Nonetheless. After a few weeks, I’d heave the desiccated carcass into the trash and think: Is this really what Christmas is about?
Some historians would say no. This whole evergreen-in-December thing was originally a pagan custom. Ancient societies believed winter arrives because the sun god sickens and doesn’t begin recovering until the solstice, Dec. 21-22 on our calendar. They’d celebrate that event by displaying evergreen boughs, foreshadowing the color of spring. Christians in 16th-century Germany adapted the custom by decorating a verdant tree and investing it with their own religious significance.
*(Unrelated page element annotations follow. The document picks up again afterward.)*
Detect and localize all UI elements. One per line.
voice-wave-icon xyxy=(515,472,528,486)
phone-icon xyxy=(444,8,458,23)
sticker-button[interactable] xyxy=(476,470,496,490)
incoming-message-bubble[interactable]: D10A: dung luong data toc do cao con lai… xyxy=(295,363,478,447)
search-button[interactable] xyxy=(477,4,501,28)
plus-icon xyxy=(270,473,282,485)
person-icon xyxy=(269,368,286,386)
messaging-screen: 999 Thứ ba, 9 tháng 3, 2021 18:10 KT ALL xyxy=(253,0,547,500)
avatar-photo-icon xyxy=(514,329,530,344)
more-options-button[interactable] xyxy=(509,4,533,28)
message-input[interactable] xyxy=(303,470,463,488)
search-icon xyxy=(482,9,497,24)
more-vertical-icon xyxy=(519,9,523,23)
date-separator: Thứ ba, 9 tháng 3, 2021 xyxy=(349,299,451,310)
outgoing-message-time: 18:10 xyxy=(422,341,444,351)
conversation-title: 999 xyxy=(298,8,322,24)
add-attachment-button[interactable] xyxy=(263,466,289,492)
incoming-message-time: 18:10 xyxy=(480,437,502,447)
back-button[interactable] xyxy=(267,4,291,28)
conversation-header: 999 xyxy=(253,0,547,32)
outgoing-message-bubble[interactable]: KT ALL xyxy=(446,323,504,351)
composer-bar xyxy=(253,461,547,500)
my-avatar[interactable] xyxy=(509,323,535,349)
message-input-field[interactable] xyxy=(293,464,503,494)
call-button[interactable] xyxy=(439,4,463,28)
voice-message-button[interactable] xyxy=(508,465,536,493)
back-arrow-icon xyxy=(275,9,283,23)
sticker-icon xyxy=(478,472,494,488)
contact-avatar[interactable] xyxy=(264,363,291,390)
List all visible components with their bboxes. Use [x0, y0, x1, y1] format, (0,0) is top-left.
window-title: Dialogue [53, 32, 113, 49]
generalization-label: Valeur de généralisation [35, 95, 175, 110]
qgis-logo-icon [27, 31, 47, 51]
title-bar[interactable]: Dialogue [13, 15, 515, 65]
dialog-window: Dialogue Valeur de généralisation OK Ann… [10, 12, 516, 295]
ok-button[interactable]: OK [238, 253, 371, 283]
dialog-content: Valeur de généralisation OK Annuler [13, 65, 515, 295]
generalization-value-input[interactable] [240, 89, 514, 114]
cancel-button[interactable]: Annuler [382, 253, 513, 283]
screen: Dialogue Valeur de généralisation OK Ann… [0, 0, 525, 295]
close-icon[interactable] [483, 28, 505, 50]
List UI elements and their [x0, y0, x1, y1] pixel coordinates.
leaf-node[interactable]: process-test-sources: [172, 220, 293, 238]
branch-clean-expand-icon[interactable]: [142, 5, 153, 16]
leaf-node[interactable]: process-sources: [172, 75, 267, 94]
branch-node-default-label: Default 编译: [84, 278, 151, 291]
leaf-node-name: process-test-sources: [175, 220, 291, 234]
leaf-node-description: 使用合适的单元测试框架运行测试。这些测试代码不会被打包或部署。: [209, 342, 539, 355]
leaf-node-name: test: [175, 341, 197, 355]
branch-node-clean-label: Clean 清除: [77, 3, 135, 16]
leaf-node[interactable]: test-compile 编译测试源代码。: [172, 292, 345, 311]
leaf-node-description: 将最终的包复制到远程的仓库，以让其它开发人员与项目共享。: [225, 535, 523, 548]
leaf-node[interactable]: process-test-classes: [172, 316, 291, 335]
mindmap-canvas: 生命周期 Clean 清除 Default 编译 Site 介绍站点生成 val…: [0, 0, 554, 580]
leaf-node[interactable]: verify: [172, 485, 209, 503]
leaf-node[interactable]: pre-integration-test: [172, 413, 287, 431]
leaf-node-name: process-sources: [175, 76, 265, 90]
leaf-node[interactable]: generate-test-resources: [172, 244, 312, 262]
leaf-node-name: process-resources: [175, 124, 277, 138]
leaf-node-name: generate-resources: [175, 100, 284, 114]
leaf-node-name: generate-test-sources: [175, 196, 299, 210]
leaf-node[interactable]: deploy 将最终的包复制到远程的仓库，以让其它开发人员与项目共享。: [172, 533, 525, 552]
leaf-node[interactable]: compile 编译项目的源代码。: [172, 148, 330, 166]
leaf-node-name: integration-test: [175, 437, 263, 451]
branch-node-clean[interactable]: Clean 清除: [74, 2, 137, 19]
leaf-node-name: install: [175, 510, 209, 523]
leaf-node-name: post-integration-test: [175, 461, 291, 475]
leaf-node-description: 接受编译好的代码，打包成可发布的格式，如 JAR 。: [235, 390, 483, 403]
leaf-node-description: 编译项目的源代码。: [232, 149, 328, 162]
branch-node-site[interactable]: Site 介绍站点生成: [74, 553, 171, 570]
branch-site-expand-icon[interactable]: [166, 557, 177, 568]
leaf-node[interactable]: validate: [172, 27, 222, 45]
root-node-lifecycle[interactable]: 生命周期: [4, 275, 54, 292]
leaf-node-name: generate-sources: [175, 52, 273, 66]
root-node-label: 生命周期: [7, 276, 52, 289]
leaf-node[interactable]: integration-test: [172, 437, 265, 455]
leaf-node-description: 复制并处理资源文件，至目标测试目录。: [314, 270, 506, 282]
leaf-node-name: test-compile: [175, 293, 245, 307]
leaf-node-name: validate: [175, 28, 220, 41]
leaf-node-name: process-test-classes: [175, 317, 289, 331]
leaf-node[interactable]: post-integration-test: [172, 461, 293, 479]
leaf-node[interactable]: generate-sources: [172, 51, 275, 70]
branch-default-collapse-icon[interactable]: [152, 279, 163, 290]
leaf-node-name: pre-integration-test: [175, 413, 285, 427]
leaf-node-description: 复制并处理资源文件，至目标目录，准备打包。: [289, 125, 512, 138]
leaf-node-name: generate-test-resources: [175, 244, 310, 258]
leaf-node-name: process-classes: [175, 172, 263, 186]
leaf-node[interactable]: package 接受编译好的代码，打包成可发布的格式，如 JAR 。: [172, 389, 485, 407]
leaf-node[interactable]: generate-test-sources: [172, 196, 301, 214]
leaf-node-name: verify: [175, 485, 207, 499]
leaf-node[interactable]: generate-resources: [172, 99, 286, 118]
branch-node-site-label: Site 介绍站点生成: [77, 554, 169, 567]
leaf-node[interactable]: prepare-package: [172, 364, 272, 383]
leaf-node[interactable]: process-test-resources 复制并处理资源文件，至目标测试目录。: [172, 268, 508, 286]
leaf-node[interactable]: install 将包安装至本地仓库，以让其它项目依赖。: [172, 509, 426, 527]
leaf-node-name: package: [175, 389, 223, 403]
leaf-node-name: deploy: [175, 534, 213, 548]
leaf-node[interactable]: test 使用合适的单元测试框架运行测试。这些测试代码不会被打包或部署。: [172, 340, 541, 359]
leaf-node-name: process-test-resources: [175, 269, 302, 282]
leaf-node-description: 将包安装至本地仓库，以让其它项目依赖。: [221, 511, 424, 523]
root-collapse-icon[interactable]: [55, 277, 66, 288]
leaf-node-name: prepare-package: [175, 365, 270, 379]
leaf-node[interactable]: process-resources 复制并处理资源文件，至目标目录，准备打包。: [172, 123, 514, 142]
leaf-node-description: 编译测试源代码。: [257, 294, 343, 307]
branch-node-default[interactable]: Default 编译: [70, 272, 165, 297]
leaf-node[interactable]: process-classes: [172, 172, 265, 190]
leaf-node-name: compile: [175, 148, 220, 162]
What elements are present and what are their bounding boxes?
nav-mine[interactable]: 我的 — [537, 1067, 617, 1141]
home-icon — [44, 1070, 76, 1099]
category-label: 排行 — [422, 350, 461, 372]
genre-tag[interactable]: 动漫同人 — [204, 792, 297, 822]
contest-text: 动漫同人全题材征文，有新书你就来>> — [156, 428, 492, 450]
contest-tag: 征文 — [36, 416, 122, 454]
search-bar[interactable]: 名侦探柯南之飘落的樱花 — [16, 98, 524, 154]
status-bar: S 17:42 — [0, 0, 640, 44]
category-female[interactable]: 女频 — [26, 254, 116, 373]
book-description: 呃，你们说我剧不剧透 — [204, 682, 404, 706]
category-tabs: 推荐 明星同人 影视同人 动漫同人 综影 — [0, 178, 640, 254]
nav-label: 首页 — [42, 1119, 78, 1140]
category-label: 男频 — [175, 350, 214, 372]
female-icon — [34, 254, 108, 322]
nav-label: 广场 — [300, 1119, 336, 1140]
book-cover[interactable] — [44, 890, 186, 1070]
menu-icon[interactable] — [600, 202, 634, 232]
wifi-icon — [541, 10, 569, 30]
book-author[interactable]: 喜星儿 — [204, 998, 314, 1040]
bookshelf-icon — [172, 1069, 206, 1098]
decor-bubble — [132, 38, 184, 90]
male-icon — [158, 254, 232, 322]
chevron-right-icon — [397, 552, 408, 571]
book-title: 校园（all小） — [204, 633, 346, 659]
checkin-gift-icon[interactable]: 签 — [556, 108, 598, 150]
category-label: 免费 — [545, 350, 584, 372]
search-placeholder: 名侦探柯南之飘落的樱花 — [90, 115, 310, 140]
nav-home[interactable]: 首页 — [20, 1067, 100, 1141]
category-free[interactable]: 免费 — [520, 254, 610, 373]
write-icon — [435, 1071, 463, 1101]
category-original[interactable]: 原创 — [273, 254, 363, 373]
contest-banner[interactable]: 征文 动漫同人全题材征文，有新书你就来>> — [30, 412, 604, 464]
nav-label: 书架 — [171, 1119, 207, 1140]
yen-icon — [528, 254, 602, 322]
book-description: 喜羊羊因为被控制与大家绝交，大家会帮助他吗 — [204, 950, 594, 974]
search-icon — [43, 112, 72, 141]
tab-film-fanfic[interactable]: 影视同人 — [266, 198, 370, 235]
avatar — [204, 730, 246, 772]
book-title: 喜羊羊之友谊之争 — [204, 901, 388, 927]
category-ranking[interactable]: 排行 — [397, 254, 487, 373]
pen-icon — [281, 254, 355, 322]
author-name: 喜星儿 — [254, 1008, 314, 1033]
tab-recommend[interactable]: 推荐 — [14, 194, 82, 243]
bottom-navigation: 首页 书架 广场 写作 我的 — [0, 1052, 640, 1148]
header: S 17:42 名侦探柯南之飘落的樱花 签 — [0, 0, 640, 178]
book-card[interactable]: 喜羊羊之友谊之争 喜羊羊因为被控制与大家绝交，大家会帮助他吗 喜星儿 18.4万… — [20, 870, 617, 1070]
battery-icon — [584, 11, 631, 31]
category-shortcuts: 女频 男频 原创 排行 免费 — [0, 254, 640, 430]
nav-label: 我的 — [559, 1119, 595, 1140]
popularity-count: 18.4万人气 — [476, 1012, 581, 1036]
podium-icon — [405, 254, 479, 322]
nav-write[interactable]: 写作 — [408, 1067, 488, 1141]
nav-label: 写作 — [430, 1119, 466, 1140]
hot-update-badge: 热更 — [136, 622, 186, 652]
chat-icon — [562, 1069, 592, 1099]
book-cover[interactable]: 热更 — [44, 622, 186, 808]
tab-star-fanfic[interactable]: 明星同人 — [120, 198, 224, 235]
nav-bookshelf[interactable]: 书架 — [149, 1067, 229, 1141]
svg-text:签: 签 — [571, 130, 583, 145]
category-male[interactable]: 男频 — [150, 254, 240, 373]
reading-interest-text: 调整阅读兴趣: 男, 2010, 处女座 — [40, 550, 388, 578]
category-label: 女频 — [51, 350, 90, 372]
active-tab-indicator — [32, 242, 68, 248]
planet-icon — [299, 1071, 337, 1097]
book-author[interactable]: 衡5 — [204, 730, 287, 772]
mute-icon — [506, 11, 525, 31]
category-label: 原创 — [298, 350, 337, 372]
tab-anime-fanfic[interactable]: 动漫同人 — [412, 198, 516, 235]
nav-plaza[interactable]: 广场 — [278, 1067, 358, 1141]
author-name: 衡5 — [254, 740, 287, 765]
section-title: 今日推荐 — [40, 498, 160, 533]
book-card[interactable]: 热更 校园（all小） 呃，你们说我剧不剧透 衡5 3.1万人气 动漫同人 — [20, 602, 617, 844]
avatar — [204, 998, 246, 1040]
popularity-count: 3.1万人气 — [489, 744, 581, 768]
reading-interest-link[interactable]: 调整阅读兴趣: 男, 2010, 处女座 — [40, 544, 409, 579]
On this side of the Atlantic, folks were skeptical. Because of the pagan connection, officials in Massachusetts and other colonies banned Christmas trees. It wasn’t until the late 19th century that the custom was widely accepted here — and, inevitably, twisted to our own tastes. More than 80 percent of Christmas trees in the U.S. today are artificial.
My arboreal ambivalence returned the other day, when I learned that some troubled homeless guy in Manhattan allegedly had burned down the Fox News Christmas tree, not all that far from the site of my providential dumpster. The network broadcast hours of coverage, blaming the incident on liberals, woke elites, critical race theory. Is that what Christmas is about?
But, then I realized: Yes, the American tradition of overrated, overpriced, quickly discarded Yuletide evergreens clearly is a fundamental part of our seasonal soul. After all, Christmas trees are the focus of our holiday gatherings. They witness our songs, our reunions and our generosity, as well as our orgies of consumerism, gourmandizing and problem drinking. And then, a week or two later, these silent sentinels die for our sins.
My wife and I are not poor anymore. We usually have wonderful, multiple Christmas trees. But, this year, I didn’t see the point.
The kids and grandkids will be elsewhere, busy with their COVID-constrained lives. We ourselves are about to head south for the winter. Maybe we could give this holiday a pass — as in The Waitresses’ 1981 classic, “Christmas Wrapping,” one of my favorite seasonal jingles. Chorus: “Merry Christmas. Merry Christmas. But, I think I’ll miss this one this year.”
Miss Christmas? My wife was not pleased when I suggested skipping at least the tree part. I could feel the old argument coming on.
But, then, she disappeared into our frosty garden. Returned minutes later with a 3-foot-high rosemary bush, snow on the leaves and branches drooping, having exhausted itself giving spice to our meals this year.
We strung lights and ornaments on my bride’s salvaged treasure, giggling like newlyweds. Best tree ever.